Progress continues to be made on the Mataura Valley Milk factory, near Gore. Photo: Supplied
Progress continues to be made on the Mataura Valley Milk factory, near Gore. Photo: Supplied
Mataura Valley Milk is creating something special just north of Gore.

We're building a highly specialised nutrition plant unlike any other in Australasia to manufacture premium nutritional formulas.

It's a completely different business from a dairy company, as we will be making highly functional and high-value products to order.

Mataura Valley Milk is a positive, and many would argue necessary, addition to the dairy industry in Southland.

The sustainability of New Zealand's dairy farming is being eroded on commodity milk returns.

We're offering about 30 local farmers an opportunity to supply high-quality milk and become shareholders in a nutritional business with an integrated supply chain from farm to market, an opportunity that has not been offered by anyone else in the region.

Most farmers I've chatted with, or who our milk supply manager, Dave Yardley, has chatted with, support what we are setting out to achieve.

Our plant will employ 65 full-time staff and is on schedule to start production in August 2018.

Mataura Valley Milk is a partnership between New Zealand and overseas investors.

When I visited Shanghai recently, consumers of infant formula in the premium and super premium category were happy to pay $85-$90 a can for well marketed and functional New Zealand-made product.
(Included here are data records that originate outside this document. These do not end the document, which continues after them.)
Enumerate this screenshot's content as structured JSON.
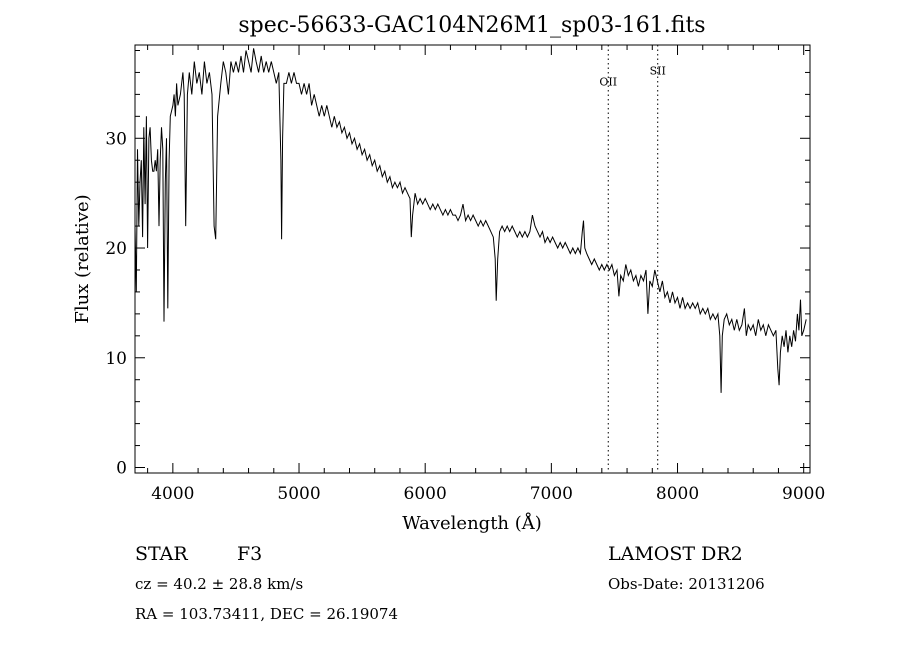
{
  "chart_data": {
    "type": "line",
    "title": "spec-56633-GAC104N26M1_sp03-161.fits",
    "xlabel": "Wavelength (Å)",
    "ylabel": "Flux (relative)",
    "xlim": [
      3700,
      9050
    ],
    "ylim": [
      -0.5,
      38.5
    ],
    "grid": false,
    "xticks": [
      4000,
      5000,
      6000,
      7000,
      8000,
      9000
    ],
    "xtick_labels": [
      "4000",
      "5000",
      "6000",
      "7000",
      "8000",
      "9000"
    ],
    "yticks": [
      0,
      10,
      20,
      30
    ],
    "ytick_labels": [
      "0",
      "10",
      "20",
      "30"
    ],
    "line_markers": [
      {
        "label": "OII",
        "x": 7451,
        "label_y": 34.8
      },
      {
        "label": "SII",
        "x": 7843,
        "label_y": 35.8
      }
    ],
    "series": [
      {
        "points": [
          [
            3700,
            22
          ],
          [
            3710,
            16
          ],
          [
            3720,
            29
          ],
          [
            3730,
            22
          ],
          [
            3740,
            26
          ],
          [
            3750,
            28
          ],
          [
            3760,
            21
          ],
          [
            3770,
            31
          ],
          [
            3780,
            24
          ],
          [
            3790,
            32
          ],
          [
            3800,
            20
          ],
          [
            3810,
            30
          ],
          [
            3820,
            31
          ],
          [
            3830,
            28
          ],
          [
            3840,
            27
          ],
          [
            3850,
            27
          ],
          [
            3860,
            28
          ],
          [
            3870,
            27
          ],
          [
            3880,
            29
          ],
          [
            3890,
            22
          ],
          [
            3900,
            28
          ],
          [
            3910,
            31
          ],
          [
            3920,
            29
          ],
          [
            3930,
            13.3
          ],
          [
            3940,
            26
          ],
          [
            3950,
            30
          ],
          [
            3960,
            14.5
          ],
          [
            3970,
            28
          ],
          [
            3980,
            32
          ],
          [
            4000,
            33
          ],
          [
            4010,
            34
          ],
          [
            4020,
            32
          ],
          [
            4030,
            35
          ],
          [
            4040,
            33
          ],
          [
            4060,
            34
          ],
          [
            4080,
            36
          ],
          [
            4090,
            34
          ],
          [
            4102,
            22
          ],
          [
            4115,
            34
          ],
          [
            4130,
            36
          ],
          [
            4150,
            34
          ],
          [
            4170,
            37
          ],
          [
            4190,
            35
          ],
          [
            4210,
            36
          ],
          [
            4230,
            34
          ],
          [
            4250,
            37
          ],
          [
            4270,
            35
          ],
          [
            4290,
            36
          ],
          [
            4310,
            34
          ],
          [
            4327,
            22
          ],
          [
            4340,
            20.8
          ],
          [
            4355,
            32
          ],
          [
            4380,
            35
          ],
          [
            4400,
            37
          ],
          [
            4420,
            36
          ],
          [
            4440,
            34
          ],
          [
            4460,
            37
          ],
          [
            4480,
            36
          ],
          [
            4500,
            37
          ],
          [
            4520,
            36
          ],
          [
            4540,
            37.5
          ],
          [
            4560,
            36
          ],
          [
            4580,
            38
          ],
          [
            4600,
            37
          ],
          [
            4620,
            36
          ],
          [
            4640,
            38.2
          ],
          [
            4660,
            37
          ],
          [
            4680,
            36
          ],
          [
            4700,
            37.5
          ],
          [
            4720,
            36
          ],
          [
            4740,
            37
          ],
          [
            4760,
            36
          ],
          [
            4780,
            37
          ],
          [
            4800,
            36
          ],
          [
            4820,
            35
          ],
          [
            4840,
            36
          ],
          [
            4856,
            28
          ],
          [
            4862,
            20.8
          ],
          [
            4870,
            30
          ],
          [
            4880,
            35
          ],
          [
            4900,
            35
          ],
          [
            4920,
            36
          ],
          [
            4940,
            35
          ],
          [
            4960,
            36
          ],
          [
            4980,
            35
          ],
          [
            5000,
            35
          ],
          [
            5020,
            34
          ],
          [
            5040,
            35
          ],
          [
            5060,
            34
          ],
          [
            5080,
            35
          ],
          [
            5100,
            33
          ],
          [
            5120,
            34
          ],
          [
            5140,
            33
          ],
          [
            5160,
            32
          ],
          [
            5180,
            33
          ],
          [
            5200,
            32
          ],
          [
            5220,
            33
          ],
          [
            5240,
            32
          ],
          [
            5260,
            31
          ],
          [
            5280,
            32
          ],
          [
            5300,
            31
          ],
          [
            5320,
            31.5
          ],
          [
            5340,
            30.5
          ],
          [
            5360,
            31
          ],
          [
            5380,
            30
          ],
          [
            5400,
            30.5
          ],
          [
            5420,
            29.5
          ],
          [
            5440,
            30
          ],
          [
            5460,
            29
          ],
          [
            5480,
            29.5
          ],
          [
            5500,
            28.5
          ],
          [
            5520,
            29
          ],
          [
            5540,
            28
          ],
          [
            5560,
            28.5
          ],
          [
            5580,
            27.5
          ],
          [
            5600,
            28
          ],
          [
            5620,
            27
          ],
          [
            5640,
            27.5
          ],
          [
            5660,
            26.5
          ],
          [
            5680,
            27
          ],
          [
            5700,
            26
          ],
          [
            5720,
            26.5
          ],
          [
            5740,
            25.5
          ],
          [
            5760,
            26
          ],
          [
            5780,
            25.5
          ],
          [
            5800,
            26
          ],
          [
            5820,
            25
          ],
          [
            5840,
            25.5
          ],
          [
            5860,
            25
          ],
          [
            5880,
            24.5
          ],
          [
            5890,
            21
          ],
          [
            5900,
            23
          ],
          [
            5920,
            25
          ],
          [
            5940,
            24
          ],
          [
            5960,
            24.5
          ],
          [
            5980,
            24
          ],
          [
            6000,
            24.5
          ],
          [
            6020,
            24
          ],
          [
            6040,
            23.5
          ],
          [
            6060,
            24
          ],
          [
            6080,
            23.5
          ],
          [
            6100,
            24
          ],
          [
            6120,
            23.5
          ],
          [
            6140,
            23
          ],
          [
            6160,
            23.5
          ],
          [
            6180,
            23
          ],
          [
            6200,
            23.5
          ],
          [
            6220,
            23
          ],
          [
            6240,
            23
          ],
          [
            6260,
            22.5
          ],
          [
            6280,
            23
          ],
          [
            6300,
            24
          ],
          [
            6320,
            22.5
          ],
          [
            6340,
            23
          ],
          [
            6360,
            22.5
          ],
          [
            6380,
            23
          ],
          [
            6400,
            22.5
          ],
          [
            6420,
            22
          ],
          [
            6440,
            22.5
          ],
          [
            6460,
            22
          ],
          [
            6480,
            22.5
          ],
          [
            6500,
            22
          ],
          [
            6520,
            21.5
          ],
          [
            6540,
            21
          ],
          [
            6555,
            19
          ],
          [
            6563,
            15.2
          ],
          [
            6575,
            19
          ],
          [
            6590,
            21.5
          ],
          [
            6610,
            22
          ],
          [
            6630,
            21.5
          ],
          [
            6650,
            22
          ],
          [
            6670,
            21.5
          ],
          [
            6690,
            22
          ],
          [
            6710,
            21.5
          ],
          [
            6730,
            21
          ],
          [
            6750,
            21.5
          ],
          [
            6770,
            21
          ],
          [
            6790,
            21.5
          ],
          [
            6810,
            21
          ],
          [
            6830,
            21.5
          ],
          [
            6850,
            23
          ],
          [
            6870,
            22
          ],
          [
            6890,
            21.5
          ],
          [
            6910,
            21
          ],
          [
            6930,
            21.5
          ],
          [
            6950,
            20.5
          ],
          [
            6970,
            21
          ],
          [
            6990,
            20.5
          ],
          [
            7010,
            21
          ],
          [
            7030,
            20.5
          ],
          [
            7050,
            20
          ],
          [
            7070,
            20.5
          ],
          [
            7090,
            20
          ],
          [
            7110,
            20.5
          ],
          [
            7130,
            20
          ],
          [
            7150,
            19.5
          ],
          [
            7170,
            20
          ],
          [
            7190,
            19.5
          ],
          [
            7210,
            20
          ],
          [
            7230,
            19.5
          ],
          [
            7245,
            21.5
          ],
          [
            7255,
            22.5
          ],
          [
            7265,
            20
          ],
          [
            7280,
            19.5
          ],
          [
            7300,
            19
          ],
          [
            7320,
            18.5
          ],
          [
            7340,
            19
          ],
          [
            7360,
            18.5
          ],
          [
            7380,
            18
          ],
          [
            7400,
            18.5
          ],
          [
            7420,
            18
          ],
          [
            7440,
            18.5
          ],
          [
            7460,
            18
          ],
          [
            7480,
            18.5
          ],
          [
            7500,
            17.5
          ],
          [
            7520,
            18
          ],
          [
            7535,
            15.6
          ],
          [
            7550,
            17.5
          ],
          [
            7570,
            17
          ],
          [
            7590,
            18.5
          ],
          [
            7610,
            17.5
          ],
          [
            7630,
            18
          ],
          [
            7650,
            17
          ],
          [
            7670,
            17.5
          ],
          [
            7690,
            16.5
          ],
          [
            7710,
            17.5
          ],
          [
            7730,
            17
          ],
          [
            7750,
            18
          ],
          [
            7765,
            14
          ],
          [
            7780,
            17
          ],
          [
            7800,
            16.5
          ],
          [
            7820,
            18
          ],
          [
            7840,
            17
          ],
          [
            7860,
            16
          ],
          [
            7880,
            17
          ],
          [
            7900,
            15.5
          ],
          [
            7920,
            16
          ],
          [
            7940,
            15
          ],
          [
            7960,
            16
          ],
          [
            7980,
            15
          ],
          [
            8000,
            15.5
          ],
          [
            8020,
            14.5
          ],
          [
            8040,
            15.5
          ],
          [
            8060,
            14.5
          ],
          [
            8080,
            15
          ],
          [
            8100,
            14.5
          ],
          [
            8120,
            15
          ],
          [
            8140,
            14.5
          ],
          [
            8160,
            15
          ],
          [
            8180,
            14
          ],
          [
            8200,
            14.5
          ],
          [
            8220,
            14
          ],
          [
            8240,
            14.5
          ],
          [
            8260,
            13.5
          ],
          [
            8280,
            14
          ],
          [
            8300,
            13.5
          ],
          [
            8320,
            14
          ],
          [
            8335,
            12
          ],
          [
            8345,
            6.8
          ],
          [
            8355,
            12
          ],
          [
            8370,
            13.5
          ],
          [
            8390,
            14
          ],
          [
            8410,
            13
          ],
          [
            8430,
            13.5
          ],
          [
            8450,
            12.5
          ],
          [
            8470,
            13.5
          ],
          [
            8490,
            12.5
          ],
          [
            8510,
            13
          ],
          [
            8530,
            14.5
          ],
          [
            8545,
            12
          ],
          [
            8560,
            13
          ],
          [
            8580,
            12.5
          ],
          [
            8600,
            13
          ],
          [
            8620,
            12
          ],
          [
            8640,
            13.5
          ],
          [
            8660,
            12.5
          ],
          [
            8680,
            13
          ],
          [
            8700,
            12
          ],
          [
            8720,
            13
          ],
          [
            8740,
            12.5
          ],
          [
            8760,
            12
          ],
          [
            8780,
            12.5
          ],
          [
            8795,
            9
          ],
          [
            8805,
            7.5
          ],
          [
            8815,
            10.5
          ],
          [
            8830,
            12
          ],
          [
            8845,
            11
          ],
          [
            8860,
            12.5
          ],
          [
            8875,
            10.5
          ],
          [
            8890,
            12
          ],
          [
            8905,
            11
          ],
          [
            8920,
            12.5
          ],
          [
            8935,
            11.5
          ],
          [
            8950,
            14
          ],
          [
            8962,
            12.5
          ],
          [
            8975,
            15.3
          ],
          [
            8985,
            12
          ],
          [
            9000,
            12.5
          ],
          [
            9020,
            13.5
          ]
        ]
      }
    ]
  },
  "info": {
    "object_class": "STAR",
    "subclass": "F3",
    "redshift": "cz = 40.2 ± 28.8 km/s",
    "coords": "RA = 103.73411, DEC =  26.19074",
    "survey": "LAMOST DR2",
    "obs_date": "Obs-Date: 20131206"
  }
}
This is the end of the consumer food market we should all be focused on.

The nutritionals market worldwide is $US43billion ($NZ60billion) and growing.

Our major shareholder, China Animal Husbandry Group (CAHG), has been doing business in New Zealand for more than 20 years. As a state-owned enterprise, it is required to make long-term, sustainable investments, as it is doing with Mataura Valley Milk.

Nutritional formulas will be marketed under the Nouriz label, which has a long-term promotion deal with the All Blacks and is a well-established brand in China.

We know we have to compete for milk and we are prepared to pay our shareholder/suppliers a very competitive farm-gate price, plus premiums and incentives rewarding best on-farm practice and environmental stewardship.

This will be matched by the nutrition plant, which will operate above and beyond the exacting validation standards of the China and United States food and drug administrations.

We're recruiting some of New Zealand's top nutritional talent to live and work in Gore.

The $240 million investment is forecast to inject about $90 million into the local economy annually.

Millions have already been invested in the South during the construction and business planning stages. These are tangible benefits for businesses and the project has instilled confidence in the local real estate and retail market.

Mataura Valley Milk is also investing $6.5 million in Gore's wastewater treatment plant.

We are working hard to earn the respect and trust of people in Southland. We're building something special in Southland, and we want the whole community to be part of it.